The variance of the multiply imputed estimates is larger because of the between-imputation variance.
tm.est <- true.model |> coef() |> broom::tidy() |> mutate(model = "True Model") |>
rename(est = x)
tm.est$cil <- confint(true.model)[,1]
tm.est$ciu <- confint(true.model)[,2]
tm.est <- tm.est[-1,] # drop intercept
mi <- tbl_regression(model)$table_body |>
select(names = label, est = estimate, cil=conf.low, ciu=conf.high) |>
mutate(model = "MI") |> filter(!is.na(est))
pen.mi.compare <- bind_rows(tm.est, mi)
pen.mi.compare$names <- gsub("species", "", pen.mi.compare$names)

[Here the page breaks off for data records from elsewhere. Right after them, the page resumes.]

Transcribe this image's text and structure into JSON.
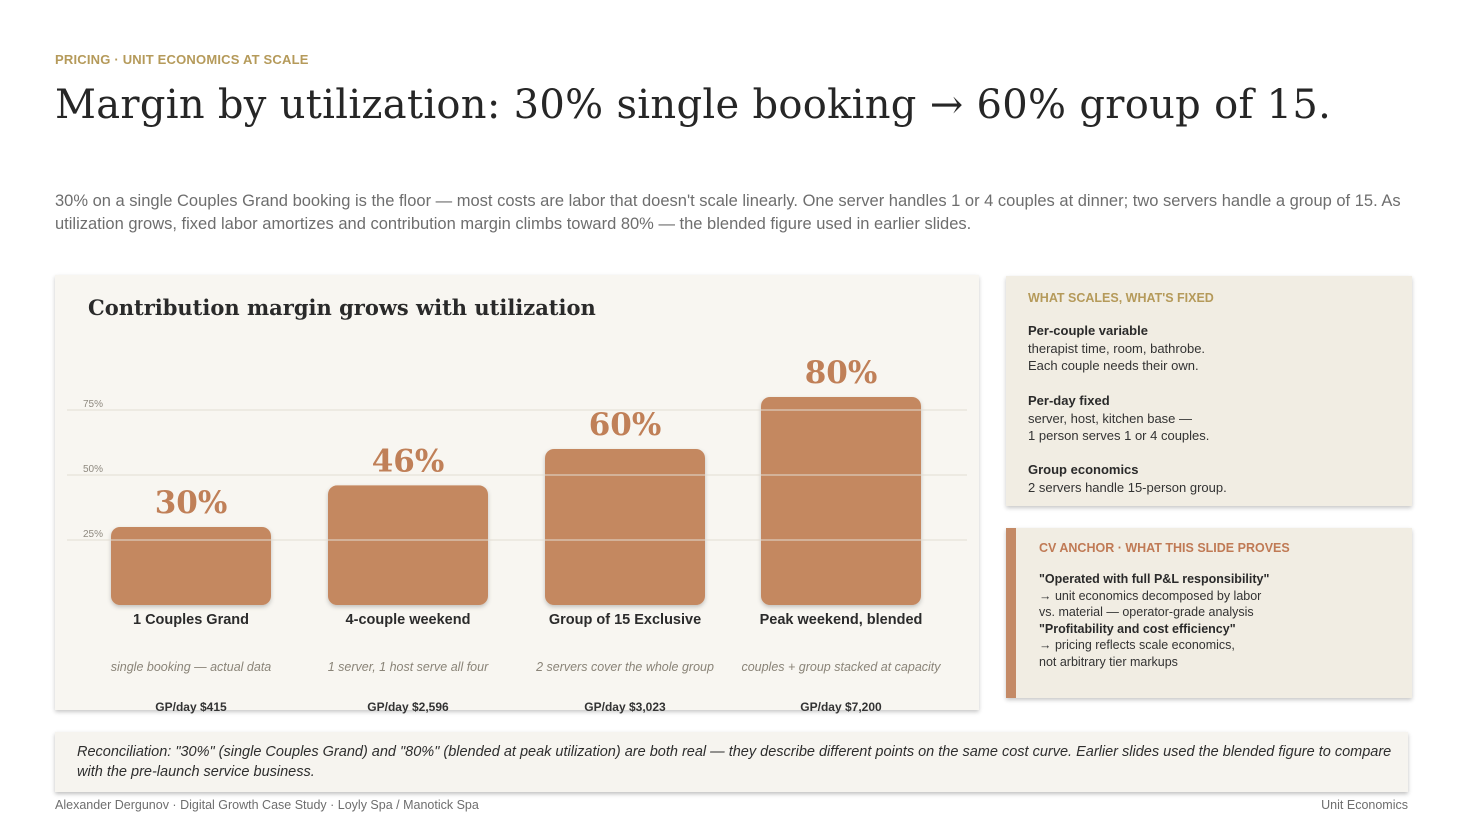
{
  "header": {
    "kicker": "PRICING · UNIT ECONOMICS AT SCALE",
    "title": "Margin by utilization: 30% single booking → 60% group of 15.",
    "lede": "30% on a single Couples Grand booking is the floor — most costs are labor that doesn't scale linearly. One server handles 1 or 4 couples at dinner; two servers handle a group of 15. As utilization grows, fixed labor amortizes and contribution margin climbs toward 80% — the blended figure used in earlier slides."
  },
  "chart_data": {
    "type": "bar",
    "title": "Contribution margin grows with utilization",
    "categories": [
      "1 Couples Grand",
      "4-couple weekend",
      "Group of 15 Exclusive",
      "Peak weekend, blended"
    ],
    "subtitles": [
      "single booking — actual data",
      "1 server, 1 host serve all four",
      "2 servers cover the whole group",
      "couples + group stacked at capacity"
    ],
    "gp_per_day": [
      "GP/day  $415",
      "GP/day  $2,596",
      "GP/day  $3,023",
      "GP/day  $7,200"
    ],
    "values": [
      30,
      46,
      60,
      80
    ],
    "value_labels": [
      "30%",
      "46%",
      "60%",
      "80%"
    ],
    "yticks": [
      25,
      50,
      75
    ],
    "ytick_labels": [
      "25%",
      "50%",
      "75%"
    ],
    "ylim": [
      0,
      80
    ],
    "grid": true,
    "bar_color": "#c48861",
    "label_color": "#c08058"
  },
  "sidebar": {
    "heading": "WHAT SCALES, WHAT'S FIXED",
    "blocks": [
      {
        "title": "Per-couple variable",
        "line1": "therapist time, room, bathrobe.",
        "line2": "Each couple needs their own."
      },
      {
        "title": "Per-day fixed",
        "line1": "server, host, kitchen base —",
        "line2": "1 person serves 1 or 4 couples."
      },
      {
        "title": "Group economics",
        "line1": "2 servers handle 15-person group.",
        "line2": ""
      }
    ]
  },
  "anchor": {
    "heading": "CV ANCHOR · WHAT THIS SLIDE PROVES",
    "quote1": "\"Operated with full P&L responsibility\"",
    "line1a": "→ unit economics decomposed by labor",
    "line1b": "vs. material — operator-grade analysis",
    "quote2": "\"Profitability and cost efficiency\"",
    "line2a": "→ pricing reflects scale economics,",
    "line2b": "not arbitrary tier markups"
  },
  "reconciliation": "Reconciliation: \"30%\" (single Couples Grand) and \"80%\" (blended at peak utilization) are both real — they describe different points on the same cost curve. Earlier slides used the blended figure to compare with the pre-launch service business.",
  "footer": {
    "left": "Alexander Dergunov · Digital Growth Case Study · Loyly Spa / Manotick Spa",
    "right": "Unit Economics"
  }
}
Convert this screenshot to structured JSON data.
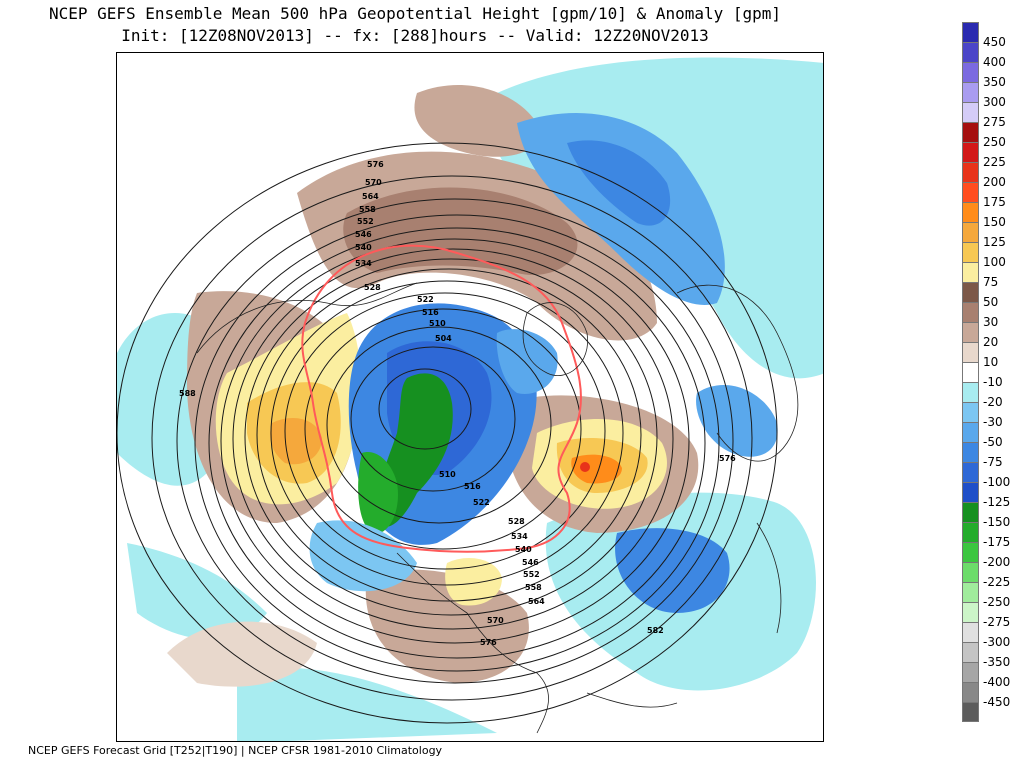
{
  "title_line_1": "NCEP GEFS Ensemble Mean 500 hPa Geopotential Height [gpm/10] & Anomaly [gpm]",
  "title_line_2": "Init: [12Z08NOV2013] -- fx: [288]hours -- Valid: 12Z20NOV2013",
  "footer": "NCEP GEFS Forecast Grid [T252|T190] | NCEP CFSR 1981-2010 Climatology",
  "colors": {
    "contour_line": "#1a1a1a",
    "highlight_contour": "#ff5a5a",
    "coastline": "#222222"
  },
  "legend": {
    "entries": [
      {
        "label": "450",
        "color": "#2a2ab0"
      },
      {
        "label": "400",
        "color": "#4b45c8"
      },
      {
        "label": "350",
        "color": "#7b6ae0"
      },
      {
        "label": "300",
        "color": "#a99cf0"
      },
      {
        "label": "275",
        "color": "#d4ccf7"
      },
      {
        "label": "250",
        "color": "#a50f0f"
      },
      {
        "label": "225",
        "color": "#d21818"
      },
      {
        "label": "200",
        "color": "#e8331a"
      },
      {
        "label": "175",
        "color": "#ff4d1f"
      },
      {
        "label": "150",
        "color": "#ff8c1a"
      },
      {
        "label": "125",
        "color": "#f5a83c"
      },
      {
        "label": "100",
        "color": "#f7c854"
      },
      {
        "label": "75",
        "color": "#fbeea0"
      },
      {
        "label": "50",
        "color": "#7c5848"
      },
      {
        "label": "30",
        "color": "#a88070"
      },
      {
        "label": "20",
        "color": "#c8a898"
      },
      {
        "label": "10",
        "color": "#e8d8cc"
      },
      {
        "label": "-10",
        "color": "#ffffff"
      },
      {
        "label": "-20",
        "color": "#a8ecf0"
      },
      {
        "label": "-30",
        "color": "#7cc6f2"
      },
      {
        "label": "-50",
        "color": "#5aa8ec"
      },
      {
        "label": "-75",
        "color": "#3d87e2"
      },
      {
        "label": "-100",
        "color": "#2e68d6"
      },
      {
        "label": "-125",
        "color": "#1f4fc8"
      },
      {
        "label": "-150",
        "color": "#169020"
      },
      {
        "label": "-175",
        "color": "#24ac2c"
      },
      {
        "label": "-200",
        "color": "#3cc640"
      },
      {
        "label": "-225",
        "color": "#6cdc6a"
      },
      {
        "label": "-250",
        "color": "#a0ec9c"
      },
      {
        "label": "-275",
        "color": "#ccf5c8"
      },
      {
        "label": "-300",
        "color": "#e0e0e0"
      },
      {
        "label": "-350",
        "color": "#c4c4c4"
      },
      {
        "label": "-400",
        "color": "#a6a6a6"
      },
      {
        "label": "-450",
        "color": "#888888"
      },
      {
        "label": "",
        "color": "#5c5c5c"
      }
    ]
  },
  "contour_labels": [
    "576",
    "570",
    "564",
    "558",
    "552",
    "546",
    "540",
    "534",
    "528",
    "522",
    "516",
    "510",
    "504",
    "588",
    "510",
    "516",
    "522",
    "528",
    "534",
    "540",
    "546",
    "552",
    "558",
    "564",
    "570",
    "576",
    "576",
    "582"
  ]
}
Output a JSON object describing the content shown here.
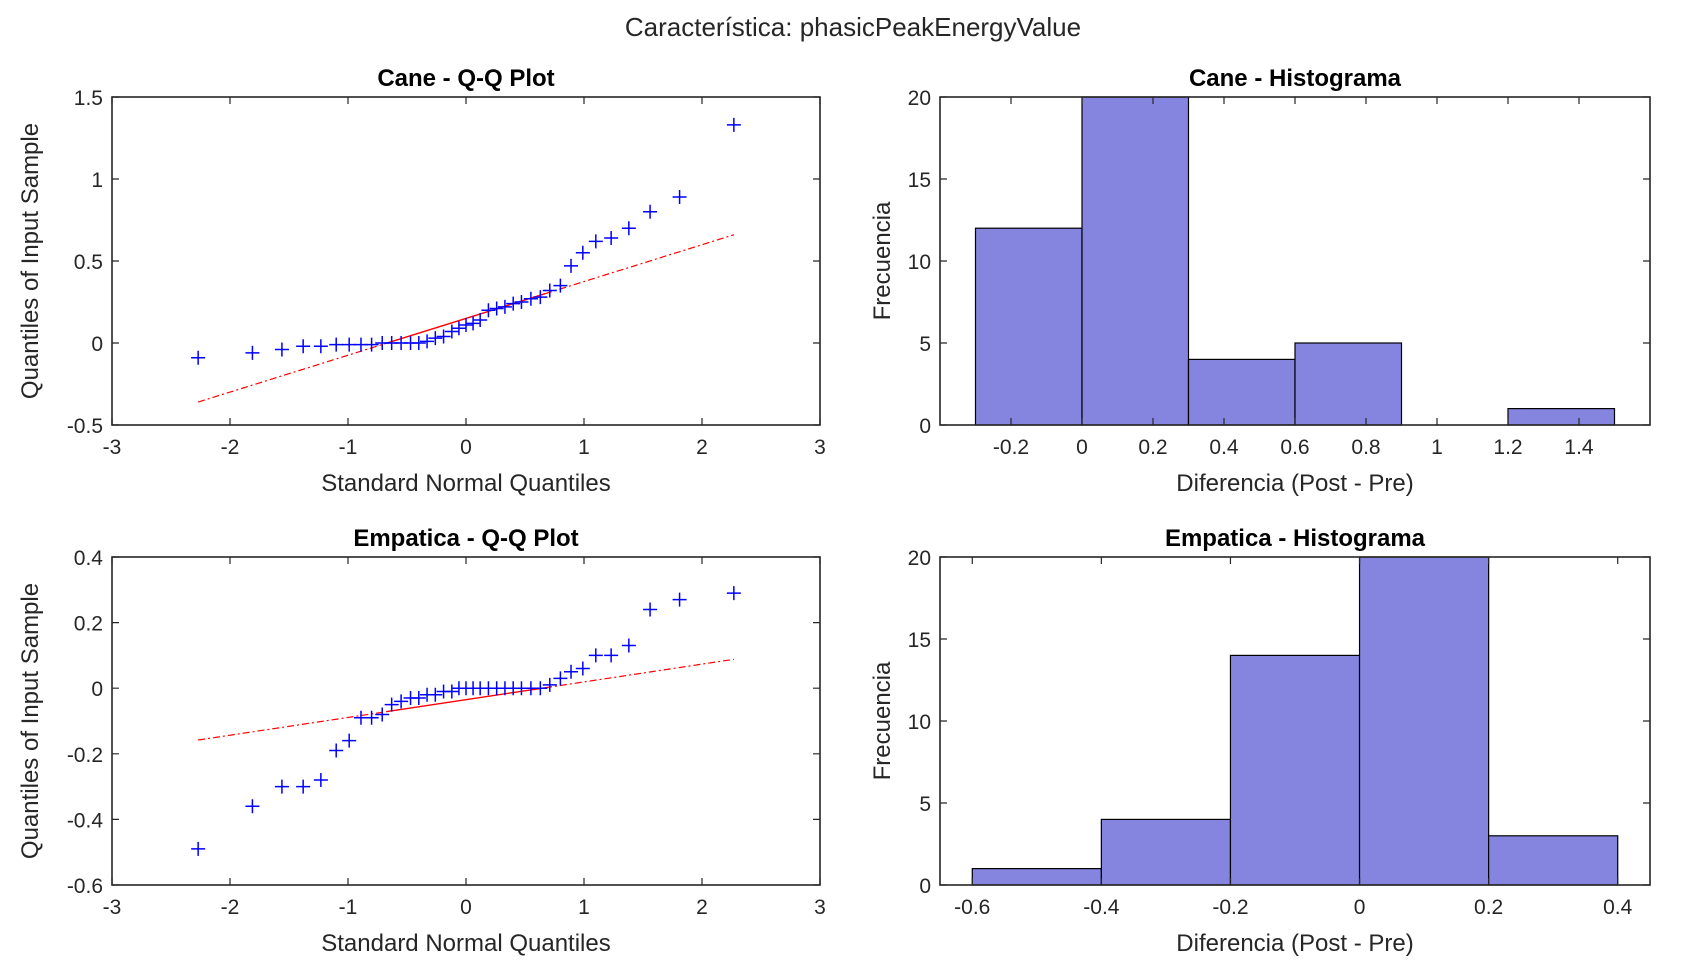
{
  "figure": {
    "suptitle": "Característica: phasicPeakEnergyValue"
  },
  "colors": {
    "qq_points": "#0000ff",
    "ref_line": "#ff0000",
    "hist_fill": "#8585e0",
    "axis": "#262626"
  },
  "chart_data": [
    {
      "type": "scatter",
      "title": "Cane - Q-Q Plot",
      "xlabel": "Standard Normal Quantiles",
      "ylabel": "Quantiles of Input Sample",
      "xlim": [
        -3,
        3
      ],
      "ylim": [
        -0.5,
        1.5
      ],
      "xticks": [
        -3,
        -2,
        -1,
        0,
        1,
        2,
        3
      ],
      "yticks": [
        -0.5,
        0,
        0.5,
        1,
        1.5
      ],
      "ytick_labels": [
        "-0.5",
        "0",
        "0.5",
        "1",
        "1.5"
      ],
      "x": [
        -2.27,
        -1.81,
        -1.56,
        -1.38,
        -1.23,
        -1.1,
        -0.99,
        -0.89,
        -0.8,
        -0.71,
        -0.63,
        -0.55,
        -0.47,
        -0.4,
        -0.33,
        -0.26,
        -0.19,
        -0.12,
        -0.06,
        0.0,
        0.06,
        0.12,
        0.19,
        0.26,
        0.33,
        0.4,
        0.47,
        0.55,
        0.63,
        0.71,
        0.8,
        0.89,
        0.99,
        1.1,
        1.23,
        1.38,
        1.56,
        1.81,
        2.27
      ],
      "y": [
        -0.09,
        -0.06,
        -0.04,
        -0.02,
        -0.02,
        -0.01,
        -0.01,
        -0.01,
        -0.01,
        0.0,
        0.0,
        0.0,
        0.0,
        0.0,
        0.01,
        0.03,
        0.04,
        0.07,
        0.09,
        0.11,
        0.12,
        0.14,
        0.2,
        0.21,
        0.22,
        0.24,
        0.25,
        0.27,
        0.28,
        0.32,
        0.35,
        0.47,
        0.55,
        0.62,
        0.64,
        0.7,
        0.8,
        0.89,
        1.33
      ],
      "reference_line": {
        "x": [
          -2.27,
          2.27
        ],
        "y": [
          -0.36,
          0.66
        ],
        "solid_x_range": [
          -0.67,
          0.67
        ]
      }
    },
    {
      "type": "bar",
      "title": "Cane - Histograma",
      "xlabel": "Diferencia (Post - Pre)",
      "ylabel": "Frecuencia",
      "xlim": [
        -0.4,
        1.6
      ],
      "ylim": [
        0,
        20
      ],
      "xticks": [
        -0.2,
        0,
        0.2,
        0.4,
        0.6,
        0.8,
        1,
        1.2,
        1.4
      ],
      "xtick_labels": [
        "-0.2",
        "0",
        "0.2",
        "0.4",
        "0.6",
        "0.8",
        "1",
        "1.2",
        "1.4"
      ],
      "yticks": [
        0,
        5,
        10,
        15,
        20
      ],
      "bin_edges": [
        -0.3,
        0.0,
        0.3,
        0.6,
        0.9,
        1.2,
        1.5
      ],
      "values": [
        12,
        20,
        4,
        5,
        0,
        1
      ]
    },
    {
      "type": "scatter",
      "title": "Empatica - Q-Q Plot",
      "xlabel": "Standard Normal Quantiles",
      "ylabel": "Quantiles of Input Sample",
      "xlim": [
        -3,
        3
      ],
      "ylim": [
        -0.6,
        0.4
      ],
      "xticks": [
        -3,
        -2,
        -1,
        0,
        1,
        2,
        3
      ],
      "yticks": [
        -0.6,
        -0.4,
        -0.2,
        0,
        0.2,
        0.4
      ],
      "ytick_labels": [
        "-0.6",
        "-0.4",
        "-0.2",
        "0",
        "0.2",
        "0.4"
      ],
      "x": [
        -2.27,
        -1.81,
        -1.56,
        -1.38,
        -1.23,
        -1.1,
        -0.99,
        -0.89,
        -0.8,
        -0.71,
        -0.63,
        -0.55,
        -0.47,
        -0.4,
        -0.33,
        -0.26,
        -0.19,
        -0.12,
        -0.06,
        0.0,
        0.06,
        0.12,
        0.19,
        0.26,
        0.33,
        0.4,
        0.47,
        0.55,
        0.63,
        0.71,
        0.8,
        0.89,
        0.99,
        1.1,
        1.23,
        1.38,
        1.56,
        1.81,
        2.27
      ],
      "y": [
        -0.49,
        -0.36,
        -0.3,
        -0.3,
        -0.28,
        -0.19,
        -0.16,
        -0.09,
        -0.09,
        -0.08,
        -0.05,
        -0.04,
        -0.03,
        -0.03,
        -0.02,
        -0.02,
        -0.01,
        -0.01,
        0.0,
        0.0,
        0.0,
        0.0,
        0.0,
        0.0,
        0.0,
        0.0,
        0.0,
        0.0,
        0.0,
        0.01,
        0.03,
        0.05,
        0.06,
        0.1,
        0.1,
        0.13,
        0.24,
        0.27,
        0.29
      ],
      "reference_line": {
        "x": [
          -2.27,
          2.27
        ],
        "y": [
          -0.158,
          0.088
        ],
        "solid_x_range": [
          -0.67,
          0.67
        ]
      }
    },
    {
      "type": "bar",
      "title": "Empatica - Histograma",
      "xlabel": "Diferencia (Post - Pre)",
      "ylabel": "Frecuencia",
      "xlim": [
        -0.65,
        0.45
      ],
      "ylim": [
        0,
        20
      ],
      "xticks": [
        -0.6,
        -0.4,
        -0.2,
        0,
        0.2,
        0.4
      ],
      "xtick_labels": [
        "-0.6",
        "-0.4",
        "-0.2",
        "0",
        "0.2",
        "0.4"
      ],
      "yticks": [
        0,
        5,
        10,
        15,
        20
      ],
      "bin_edges": [
        -0.6,
        -0.4,
        -0.2,
        0.0,
        0.2,
        0.4
      ],
      "values": [
        1,
        4,
        14,
        20,
        3
      ]
    }
  ]
}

ggplot(pen.mi.compare, aes(x=est, y = names, col=model)) +
geom_point() + geom_errorbar(aes(xmin=cil, xmax=ciu), width=0.2) +
theme_bw()
names | True Model | MI | bias |
---|---|---|---|
bill_length_mm | 60.11732 | 51.61565 | -8.501672 |
flipper_length_mm | 27.54429 | 28.67977 | 1.135481 |
Chinstrap | -732.41667 | -615.76862 | 116.648049 |
Gentoo | 113.25418 | 155.61083 | 42.356655 |
MI over estimates the difference in body mass between Chinstrap and Adelie, but underestiamtes that difference for Gentoo. There is also an underestimation of the relationship between bill length and body mass.